The House addressed the Governor and judges to know whether they would receive their salaries as heretofore, by grants of the Legislature, or as stipends from the Crown. Three out of the four judges announced that they would receive their salaries as heretofore, by grants from the local Legislature; but Governor Hutchinson and Chief Justice Oliver announced that they would receive their salaries from the Crown. They therefore became more and more odious to the inhabitants, while the discussion of the new question of the relations of the Executive and Judiciary to the people, upon the grounds of public freedom and the impartial administration of justice, greatly increased the strength of the opposition and the importance of the local House of Representatives as the counterpart of the House of Commons, and as guardians of the rights of the people.

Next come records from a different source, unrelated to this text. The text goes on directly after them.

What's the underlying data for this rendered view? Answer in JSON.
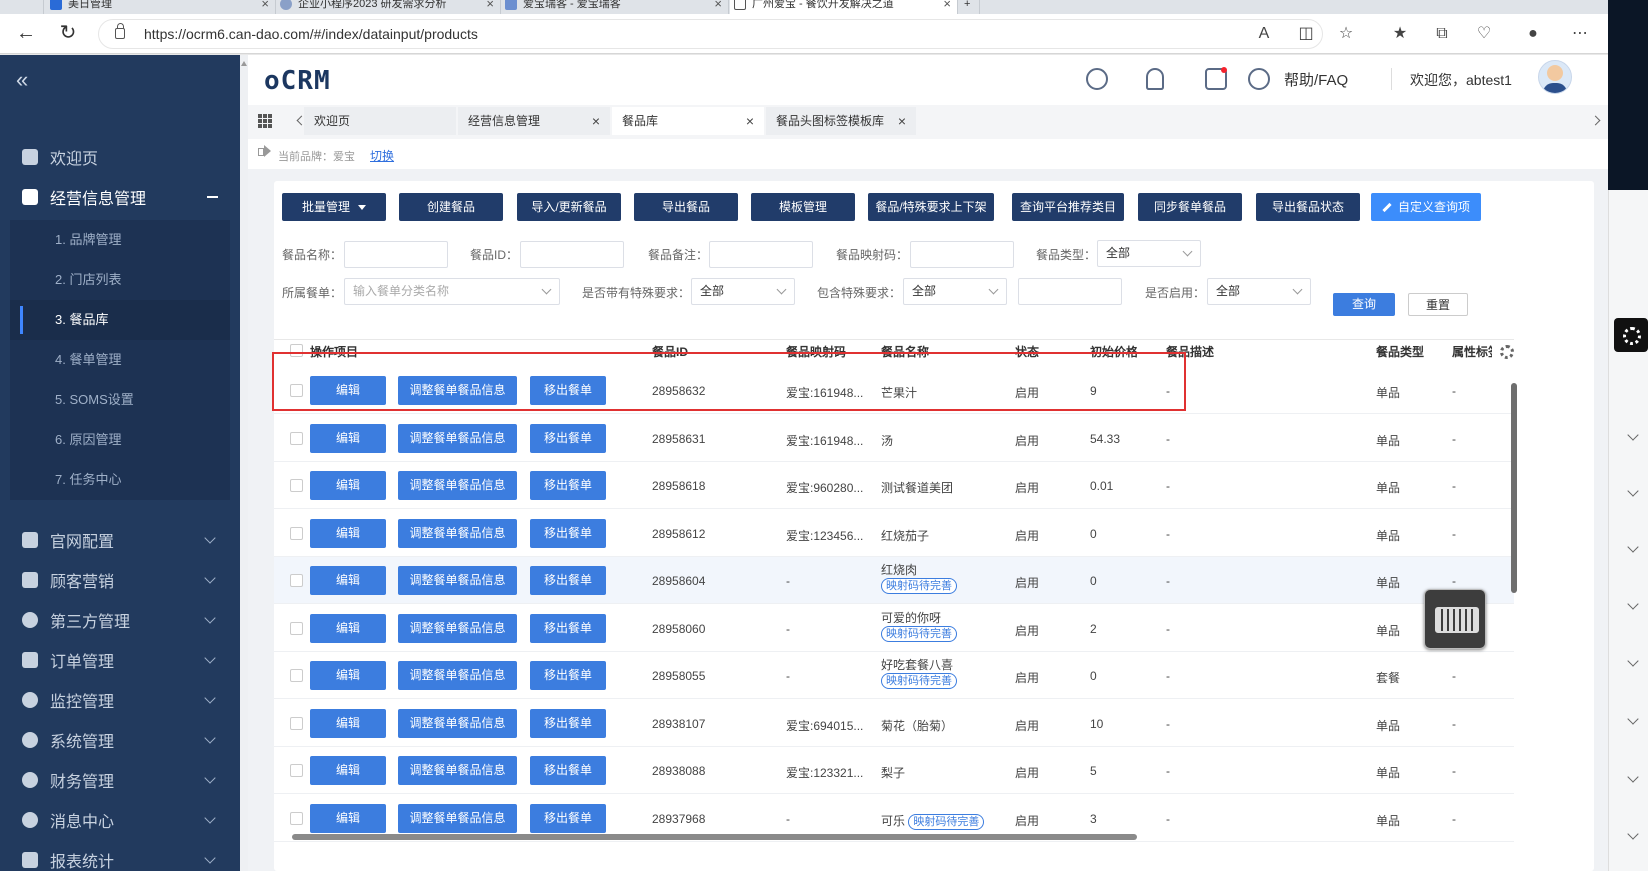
{
  "browser": {
    "tabs": [
      {
        "title": "美日管理"
      },
      {
        "title": "企业小程序2023 研发需求分析"
      },
      {
        "title": "爱宝瑞客 - 爱宝瑞客"
      },
      {
        "title": "广州爱宝 - 餐饮开发解决之道"
      }
    ],
    "url": "https://ocrm6.can-dao.com/#/index/datainput/products"
  },
  "sidebar": {
    "items": [
      {
        "label": "欢迎页",
        "icon": "home-icon"
      },
      {
        "label": "经营信息管理",
        "icon": "store-icon",
        "expanded": true
      },
      {
        "label": "官网配置",
        "icon": "website-icon"
      },
      {
        "label": "顾客营销",
        "icon": "gift-icon"
      },
      {
        "label": "第三方管理",
        "icon": "share-icon"
      },
      {
        "label": "订单管理",
        "icon": "clipboard-icon"
      },
      {
        "label": "监控管理",
        "icon": "monitor-icon"
      },
      {
        "label": "系统管理",
        "icon": "gear-icon"
      },
      {
        "label": "财务管理",
        "icon": "money-icon"
      },
      {
        "label": "消息中心",
        "icon": "chat-icon"
      },
      {
        "label": "报表统计",
        "icon": "report-icon"
      }
    ],
    "submenu": [
      {
        "label": "1. 品牌管理"
      },
      {
        "label": "2. 门店列表"
      },
      {
        "label": "3. 餐品库",
        "active": true
      },
      {
        "label": "4. 餐单管理"
      },
      {
        "label": "5. SOMS设置"
      },
      {
        "label": "6. 原因管理"
      },
      {
        "label": "7. 任务中心"
      }
    ]
  },
  "header": {
    "logo": "oCRM",
    "help": "帮助/FAQ",
    "welcome": "欢迎您，abtest1"
  },
  "page_tabs": [
    {
      "label": "欢迎页"
    },
    {
      "label": "经营信息管理"
    },
    {
      "label": "餐品库",
      "active": true
    },
    {
      "label": "餐品头图标签模板库"
    }
  ],
  "brand_line": {
    "label": "当前品牌：爱宝",
    "switch": "切换"
  },
  "toolbar": {
    "buttons": [
      {
        "label": "批量管理"
      },
      {
        "label": "创建餐品"
      },
      {
        "label": "导入/更新餐品"
      },
      {
        "label": "导出餐品"
      },
      {
        "label": "模板管理"
      },
      {
        "label": "餐品/特殊要求上下架"
      },
      {
        "label": "查询平台推荐类目"
      },
      {
        "label": "同步餐单餐品"
      },
      {
        "label": "导出餐品状态"
      },
      {
        "label": "自定义查询项"
      }
    ]
  },
  "filters": {
    "name_label": "餐品名称：",
    "id_label": "餐品ID：",
    "remark_label": "餐品备注：",
    "mapping_label": "餐品映射码：",
    "type_label": "餐品类型：",
    "type_value": "全部",
    "menu_label": "所属餐单：",
    "menu_placeholder": "输入餐单分类名称",
    "has_special_label": "是否带有特殊要求：",
    "has_special_value": "全部",
    "include_special_label": "包含特殊要求：",
    "include_special_value": "全部",
    "enabled_label": "是否启用：",
    "enabled_value": "全部",
    "query": "查询",
    "reset": "重置"
  },
  "table": {
    "columns": [
      "操作项目",
      "餐品ID",
      "餐品映射码",
      "餐品名称",
      "状态",
      "初始价格",
      "餐品描述",
      "餐品类型",
      "属性标签"
    ],
    "actions": {
      "edit": "编辑",
      "adjust": "调整餐单餐品信息",
      "remove": "移出餐单"
    },
    "tag_label": "映射码待完善",
    "rows": [
      {
        "id": "28958632",
        "mapping": "爱宝:161948...",
        "name": "芒果汁",
        "tag": false,
        "status": "启用",
        "price": "9",
        "desc": "-",
        "type": "单品",
        "attr": "-"
      },
      {
        "id": "28958631",
        "mapping": "爱宝:161948...",
        "name": "汤",
        "tag": false,
        "status": "启用",
        "price": "54.33",
        "desc": "-",
        "type": "单品",
        "attr": "-"
      },
      {
        "id": "28958618",
        "mapping": "爱宝:960280...",
        "name": "测试餐道美团",
        "tag": false,
        "status": "启用",
        "price": "0.01",
        "desc": "-",
        "type": "单品",
        "attr": "-"
      },
      {
        "id": "28958612",
        "mapping": "爱宝:123456...",
        "name": "红烧茄子",
        "tag": false,
        "status": "启用",
        "price": "0",
        "desc": "-",
        "type": "单品",
        "attr": "-"
      },
      {
        "id": "28958604",
        "mapping": "-",
        "name": "红烧肉",
        "tag": true,
        "status": "启用",
        "price": "0",
        "desc": "-",
        "type": "单品",
        "attr": "-"
      },
      {
        "id": "28958060",
        "mapping": "-",
        "name": "可爱的你呀",
        "tag": true,
        "status": "启用",
        "price": "2",
        "desc": "-",
        "type": "单品",
        "attr": "-"
      },
      {
        "id": "28958055",
        "mapping": "-",
        "name": "好吃套餐八喜",
        "tag": true,
        "status": "启用",
        "price": "0",
        "desc": "-",
        "type": "套餐",
        "attr": "-"
      },
      {
        "id": "28938107",
        "mapping": "爱宝:694015...",
        "name": "菊花（胎菊）",
        "tag": false,
        "status": "启用",
        "price": "10",
        "desc": "-",
        "type": "单品",
        "attr": "-"
      },
      {
        "id": "28938088",
        "mapping": "爱宝:123321...",
        "name": "梨子",
        "tag": false,
        "status": "启用",
        "price": "5",
        "desc": "-",
        "type": "单品",
        "attr": "-"
      },
      {
        "id": "28937968",
        "mapping": "-",
        "name": "可乐",
        "tag": true,
        "status": "启用",
        "price": "3",
        "desc": "-",
        "type": "单品",
        "attr": "-"
      }
    ]
  },
  "colors": {
    "sidebar_bg": "#223a5e",
    "toolbar_button": "#213c6a",
    "action_button": "#3c7ddf",
    "highlight_border": "#e03131"
  }
}
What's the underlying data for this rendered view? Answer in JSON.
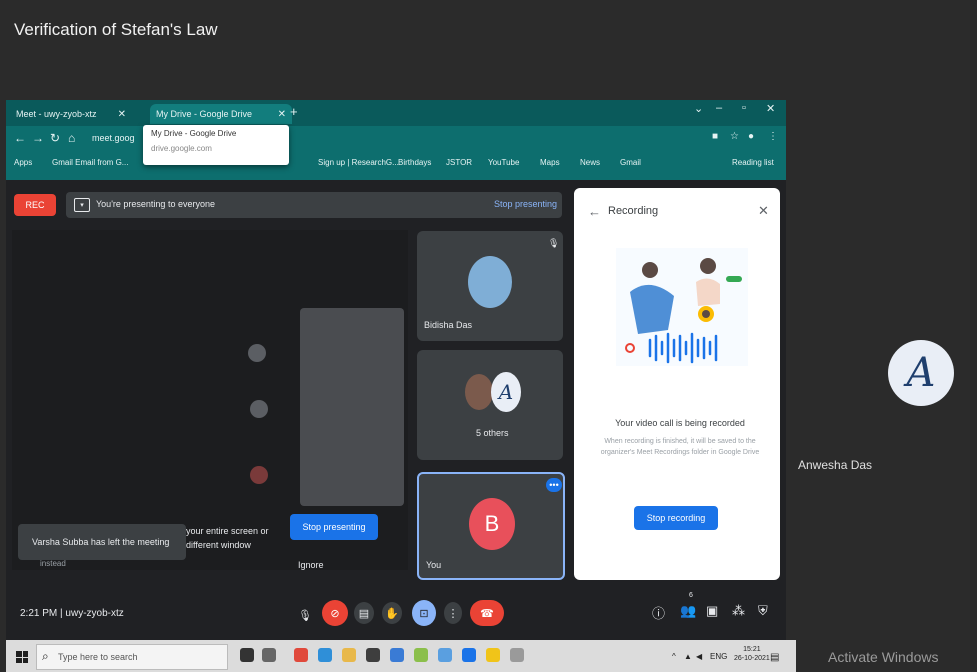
{
  "slide": {
    "title": "Verification of Stefan's Law",
    "participant_name": "Anwesha Das",
    "watermark": "Activate Windows"
  },
  "browser": {
    "tabs": [
      {
        "label": "Meet - uwy-zyob-xtz"
      },
      {
        "label": "My Drive - Google Drive"
      }
    ],
    "new_tab": "+",
    "url": "meet.goog",
    "tooltip": {
      "title": "My Drive - Google Drive",
      "subtitle": "drive.google.com"
    },
    "bookmarks": [
      {
        "label": "Apps"
      },
      {
        "label": "Gmail  Email from G..."
      },
      {
        "label": "Sign up | ResearchG..."
      },
      {
        "label": "Birthdays"
      },
      {
        "label": "JSTOR"
      },
      {
        "label": "YouTube"
      },
      {
        "label": "Maps"
      },
      {
        "label": "News"
      },
      {
        "label": "Gmail"
      },
      {
        "label": "Reading list"
      }
    ]
  },
  "meet": {
    "rec_label": "REC",
    "presenting_text": "You're presenting to everyone",
    "stop_presenting_link": "Stop presenting",
    "share_warning": "your entire screen or different window",
    "stop_presenting_button": "Stop presenting",
    "ignore": "Ignore",
    "toast": "Varsha Subba has left the meeting",
    "toast_sub": "instead",
    "tiles": [
      {
        "name": "Bidisha Das"
      },
      {
        "name": "5 others"
      },
      {
        "name": "You",
        "initial": "B"
      }
    ],
    "more_icon": "•••",
    "meeting_time": "2:21 PM",
    "meeting_code": "uwy-zyob-xtz",
    "participant_count": "6"
  },
  "recording_panel": {
    "title": "Recording",
    "status": "Your video call is being recorded",
    "description": "When recording is finished, it will be saved to the organizer's Meet Recordings folder in Google Drive",
    "stop_button": "Stop recording"
  },
  "taskbar": {
    "search_placeholder": "Type here to search",
    "time": "15:21",
    "date": "26-10-2021",
    "lang": "ENG"
  },
  "colors": {
    "meet_bg": "#202124",
    "browser_teal": "#0d6e6e",
    "accent_blue": "#1a73e8",
    "rec_red": "#ea4335"
  }
}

At an early period of Canadian history, the salaries of governors and judges were determined and paid by the Crown, out of what was called a casual and territorial revenue, independent of the representatives of the people, and the judges held their places during pleasure; but after much agitation, and a determined popular struggle of several years, a civil list for both the governors and judges was agreed upon and voted by the Legislature. The tenure of the offices of judges was made that of good behaviour, instead of pleasure; and executive councillors and heads of departments were made dependent upon the confidence of the Legislature, with the control of revenues of every kind raised in the country; since which time there have been peace, loyalty, and progress throughout the provinces of the Canadian Dominion.